Interactive Visualization

  • Real-time GUI:
    • Building layout with elevator positions
    • Passenger destination visualization
    • Color-coded elevator status
  • Comprehensive Statistics:
    • Reward history tracking
    • Wait time distribution
    • Elevator utilization metrics
    • Passenger flow analysis

Setup and Running

  1. Ensure you have Python 3.7+ installed.

  2. Install the required libraries:

    pip install gymnasium stable-baselines3 numpy matplotlib tkinter
    
  3. Run the simulation:

    • To train the RL agent:

      python main.py --train --floors 5 --elevators 1 --timesteps 200000
      
    • To evaluate the trained agent:

      python main.py --evaluate --episodes 20 --floors 5 --elevators 1
      
    • To run the GUI simulation:

      python main.py --gui --floors 5 --elevators 1
      
    • You can also customize the simulation parameters:

      python main.py --train --floors 10 --elevators 4 --timesteps 500000
      
  4. To run the unit tests:

    python -m unittest test_elevator_system.py
    

How it Works

  1. The ElevatorEnv class defines an OpenAI Gym environment that simulates the elevator system.
  2. The PPO algorithm from Stable Baselines3 is used to train an RL agent to optimize elevator dispatching.
  3. During training, the agent learns to make decisions on which elevator to move and where, based on the current state of the building.
  4. The trained model can be evaluated to assess its performance in managing the elevator system.
  5. The GUI provides a visual representation of the elevator system's behavior, allowing users to step through the simulation and observe the agent's decisions.

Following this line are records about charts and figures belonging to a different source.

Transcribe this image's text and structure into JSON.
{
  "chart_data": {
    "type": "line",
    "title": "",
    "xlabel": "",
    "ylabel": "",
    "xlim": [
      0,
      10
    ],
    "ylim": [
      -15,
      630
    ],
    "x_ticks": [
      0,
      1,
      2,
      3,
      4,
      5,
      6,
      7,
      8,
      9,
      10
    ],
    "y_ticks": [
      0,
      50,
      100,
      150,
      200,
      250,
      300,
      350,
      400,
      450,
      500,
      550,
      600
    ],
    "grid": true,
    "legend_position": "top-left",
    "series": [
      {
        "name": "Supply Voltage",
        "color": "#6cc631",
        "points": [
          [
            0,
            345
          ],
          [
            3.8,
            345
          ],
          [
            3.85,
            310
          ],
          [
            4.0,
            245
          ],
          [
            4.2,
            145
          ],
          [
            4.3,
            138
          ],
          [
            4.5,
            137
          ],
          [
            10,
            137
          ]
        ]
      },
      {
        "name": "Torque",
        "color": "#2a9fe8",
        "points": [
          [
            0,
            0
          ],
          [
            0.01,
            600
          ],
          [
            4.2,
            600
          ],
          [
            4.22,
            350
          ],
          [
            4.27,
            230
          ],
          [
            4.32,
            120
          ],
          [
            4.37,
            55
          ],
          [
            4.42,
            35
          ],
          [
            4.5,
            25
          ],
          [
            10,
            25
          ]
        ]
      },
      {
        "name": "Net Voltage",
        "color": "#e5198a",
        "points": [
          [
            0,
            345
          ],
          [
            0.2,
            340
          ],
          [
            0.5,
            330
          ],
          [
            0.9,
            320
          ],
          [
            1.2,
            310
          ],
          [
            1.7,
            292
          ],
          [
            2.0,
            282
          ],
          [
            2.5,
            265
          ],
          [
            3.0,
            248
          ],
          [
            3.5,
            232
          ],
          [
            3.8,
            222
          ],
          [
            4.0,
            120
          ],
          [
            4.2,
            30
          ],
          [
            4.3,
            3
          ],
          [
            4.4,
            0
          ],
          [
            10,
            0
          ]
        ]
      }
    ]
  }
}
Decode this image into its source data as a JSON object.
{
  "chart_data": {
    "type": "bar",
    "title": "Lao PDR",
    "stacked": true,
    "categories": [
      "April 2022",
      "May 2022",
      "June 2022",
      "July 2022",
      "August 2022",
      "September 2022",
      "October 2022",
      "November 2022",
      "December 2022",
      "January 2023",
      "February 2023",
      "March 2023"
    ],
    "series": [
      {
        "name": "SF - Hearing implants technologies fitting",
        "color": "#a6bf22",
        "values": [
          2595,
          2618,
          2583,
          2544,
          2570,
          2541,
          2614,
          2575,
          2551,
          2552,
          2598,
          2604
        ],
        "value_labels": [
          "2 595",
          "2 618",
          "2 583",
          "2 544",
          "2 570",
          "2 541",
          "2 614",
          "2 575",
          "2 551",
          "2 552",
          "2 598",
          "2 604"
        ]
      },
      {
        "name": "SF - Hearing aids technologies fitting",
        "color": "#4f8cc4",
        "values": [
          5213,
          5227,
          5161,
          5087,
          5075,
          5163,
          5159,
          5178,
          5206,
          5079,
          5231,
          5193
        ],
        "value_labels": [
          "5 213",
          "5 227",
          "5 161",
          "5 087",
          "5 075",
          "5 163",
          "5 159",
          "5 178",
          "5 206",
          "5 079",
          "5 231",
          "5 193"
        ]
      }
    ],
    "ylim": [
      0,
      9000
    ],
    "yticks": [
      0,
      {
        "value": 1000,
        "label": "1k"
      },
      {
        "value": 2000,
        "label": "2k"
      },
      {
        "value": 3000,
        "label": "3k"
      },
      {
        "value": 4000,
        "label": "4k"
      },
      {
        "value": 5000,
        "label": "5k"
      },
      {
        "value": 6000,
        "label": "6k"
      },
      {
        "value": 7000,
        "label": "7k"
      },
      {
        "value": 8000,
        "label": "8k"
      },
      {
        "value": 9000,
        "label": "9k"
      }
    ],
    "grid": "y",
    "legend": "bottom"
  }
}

Current State and Limitations

The current implementation provides a production-ready elevator dispatch system with several advanced features, but still has some limitations:

  1. Passenger Generation:

    • While we've implemented time-based peak patterns (morning/evening rushes), the underlying probability distributions could benefit from real-world traffic data
    • Currently lacks special events (e.g., lunchtime spikes, conference schedules)
  2. Reward Function:

    • The multi-component reward (delivery bonus, wait penalty, movement penalty) works well but could be fine-tuned
    • Energy efficiency metrics are not currently incorporated
    • No differentiation between short/long distance trips
  3. Algorithm Selection:

    • Currently optimized for PPO
    • Other algorithms like SAC might better handle the continuous action space
    • No comparative benchmarking between algorithms
  4. Performance Scaling:

    • The Gym environment becomes resource-intensive with >20 floors/elevators
    • Visualization slows down with many simultaneous passengers

Future Improvements Roadmap

Immediate Priorities (v1.1)

  1. Enhanced Passenger Modeling:

    • Add lunchtime traffic patterns (12-1 PM)
    • Implement special event generators
    • Add passenger groups traveling together
  2. Reward Function Extensions:

    • Incorporate energy consumption metrics
    • Add differential rewards for express vs local elevators
    • Implement priority scheduling (emergency/disabled)
  3. Algorithm Expansion:

    • Add SAC implementation comparison
    • Develop hybrid rule-based/RL approach
    • Create benchmark suite for algorithm comparison

Mid-Term Goals (v1.5)

  1. GUI Enhancements:

    • Real-time 3D visualization option
    • Interactive scenario builder
    • Playback controls for simulation review
  2. Performance Optimization:

    • Vectorized environment for faster training
    • Cython acceleration for core simulation
    • Distributed training support

Long-Term Vision (v2.0+)

  1. Advanced Features:

    • Predictive maintenance integration
    • Dynamic floor importance weighting
    • Multi-building coordination
  2. Deployment Ready:

    • Docker containerization
    • REST API interface
    • Cloud training pipeline

How to Contribute

We welcome contributions through:

  • Pull requests (with accompanying tests)
  • Issue reports (bug/feature)
  • Real-world traffic pattern datasets
  • Algorithm benchmarking results

See our Contribution Guidelines for details.

Note: This roadmap reflects our current development priorities. Specific features may change based on community feedback and research advancements.